Prices have been falling on the back of continuing growth in global supply, which has been outpacing growth in demand. OPEC has decided not to decrease production, contributing to the supply glut, placing pressure on other key producers like the US to reduce output.|

By contrast, the weak trend in global fares in US dollar is largely continuing. The trend in global fares reflects weakness in Asia as well as exchange rate distortions.

The fare data excludes fuel surcharges and ancillary revenues, which provide some offset to the decline in core fare yields.

Passenger volumes up
Air freight volumes increased at a solid pace in November compared to October.

Improvements in air freight demand are showing no slowdown, despite come concerns about the health of the global economy. Air freight demand has been driven by Asia Pacific and carriers, with the region seeing solid growth in trade activity for the past several months.
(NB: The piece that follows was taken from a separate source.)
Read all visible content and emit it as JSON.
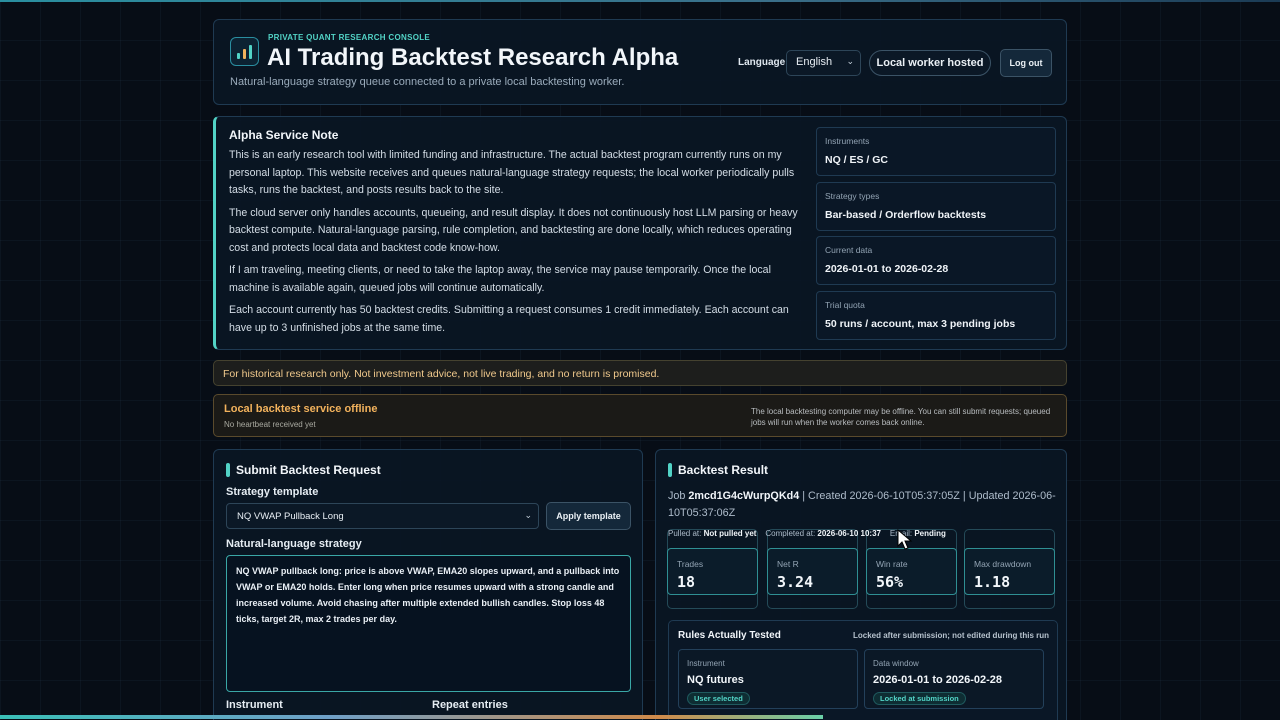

Air passenger volumes also expanded in November compared to October. The recent easing in business confidence over recent months has adversely impacted international air travel, but domestic markets are seeing strong growth.

Passenger traffic increased during fourth quarter of 2014 compared to the year-ago period. The rate of growth in the January survey remained stable compared to the October period. The lack of further improvement in the traffic growth rate is likely reflecting concerns about global economic performance.

Latest data also show that air transport continues to expand at a rate of 5 to 6 percent.

Meanwhile, movements of crude oil prices in the world market are also felt in the Philippines. The country’s two major local carriers —Cebu Pacific and PAL—said that the continuous drop of crude oil in the world market would help them grow in terms of passenger volume.

“Of course the lower the fuel cost is, the lower our operating cost, but as the government required us, we remove the fuel surcharge also, so I think it would be good for the riding public,” PAL President Jaime Bautista said.

According to Bautista, passengers want to travel more when fares are low. “They really want to fly. It would be good also for the market,” Bautista said.

Meanwhile, Candice Iyog, vice president for marketing and distribution at Cebu Pacific, said, “The recent decline of jet fuel prices, and the removal of fuel surcharges ultimately benefit our passengers.”

Data from the Civil Aeronautics Board (CAB) showed that Cebu Pacific dominated the domestic air travel market.

Last year, data from CAB showed that Philippine air passenger traffic in the January
to June period hit 12.42 million.

For full-year 2013, data showed that domestic passenger traffic reached 20.33 million.

Meanwhile, the country’s international passenger traffic in the first six months of 2014 reached 9.11 million. In 2013, international passenger traffic hit 17.32 million.